Vindas de várias regiões do país, em movimento crescente, e alojadas desde domingo no Acampamento Nacional pela Democracia, localizado ao lado do Estádio Nilson Nelson, as e os participantes do ato, concentrados ao lado esquerdo do Congresso Nacional, buscavam alternativas à falta de uma infraestrutura adequada, como um telão, para acompanhamento da sessão em tempo real. Em rodas, cercavam caixas de som improvisadas ou celulares mais potentes. Reagiam com choro, gritos de guerra ou silencio às falas feitas pelos julgadores do processo.
Compreensão do cenário adverso
Dilma é acusada de assinatura, em 2015, de três decretos de abertura de créditos suplementares e atraso de pagamento de parcelas ao Banco do Brasil referente à subsídios do Plano Safra, as mencionadas pedaladas. Segundo argumentos da acusação, a presidenta feriu a Lei de Responsabilidade Fiscal e a Lei Orçamentária Anual (LOA).
Em julho, o Ministério Público Federal (MPF) concluiu que o não pagamento das parcelas não se configuram como operação de crédito, ou seja, não significa um empréstimo não pago e pediu o arquivamento deste processo. Sobre a assinatura dos decretos a defesa da presidenta argumenta que revisão em outubro da prática pelo Tribunal de Contas (TCU) foi realizada posteriormente à data de assinatura dos decretos, nos meses de julho e agosto. Com a manifestação pelo Tribunal o governo passou a adotar outra postura e não emitir mais decretos. A regra do TCU não pode, então, ser aplicada de forma retroativa. A defesa também argumenta que a ação não impactou na meta fiscal porque houve remanejamento de despesas para orçamento já aprovado pelo Congresso. Mesmo com manifestação pelo MPF, por organizamos internacionais, chefes de nação, o processo de impedimento seguiu adiante no Congresso.
Diante do ação de seguimento ao processo pelo governo federal e base aliada, há, por parte dos movimentos populares presentes, o reconhecimento do cenário adverso para o resultado final do processo de julgamento. Conforme estabelece a Lei de Impeachment (1.079/1950), para a destituição da presidenta é necessário somar 54 votos favoráveis entre os 81 senadores. Ou seja, dois terços do Senado. Na votação realizada em 11 de maio pelo Senado para análise da abertura do processo de impeachment pela Casa, 55 senadores manifestaram voto favorável e 22 votos contrários.
As lideranças de organizações pontuam que, mesmo com a ação dos movimentos populares para ampliação do debate público, após a votação de maio, sobre as motivações do impedimento e impactos do ascenso ao poder de um governo sem legitimidade nas urnas, como também as articulações realizadas pelo Partido dos Trabalhadores (PT) na tentativa de reverter em votos contrários ao impeachment os parlamentares indecisos, dada a composição das bancadas no Congresso e seu alinhamento ao programa apresentado pelo presidente em exercício, Michel Temer (PMDB), o quadro é de difícil reversão.
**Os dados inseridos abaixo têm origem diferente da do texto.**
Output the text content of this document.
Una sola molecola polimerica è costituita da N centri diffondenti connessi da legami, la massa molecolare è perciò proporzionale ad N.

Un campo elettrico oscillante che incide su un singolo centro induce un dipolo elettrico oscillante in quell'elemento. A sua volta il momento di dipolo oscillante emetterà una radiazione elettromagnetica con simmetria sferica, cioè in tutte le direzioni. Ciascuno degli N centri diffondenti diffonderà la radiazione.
“Apesar de termos um cenário que não é favorável, extremamente difícil porque metade dos senadores são indiciados, em processo de investigação avançada, pessoas que estão julgando alguém que comprovadamente não cometeu crime, eles querem a garantia para seguir impunes”, destaca Anderson Amaro, integrante da coordenação nacional do Movimento dos Pequenos Agricultores (MPA).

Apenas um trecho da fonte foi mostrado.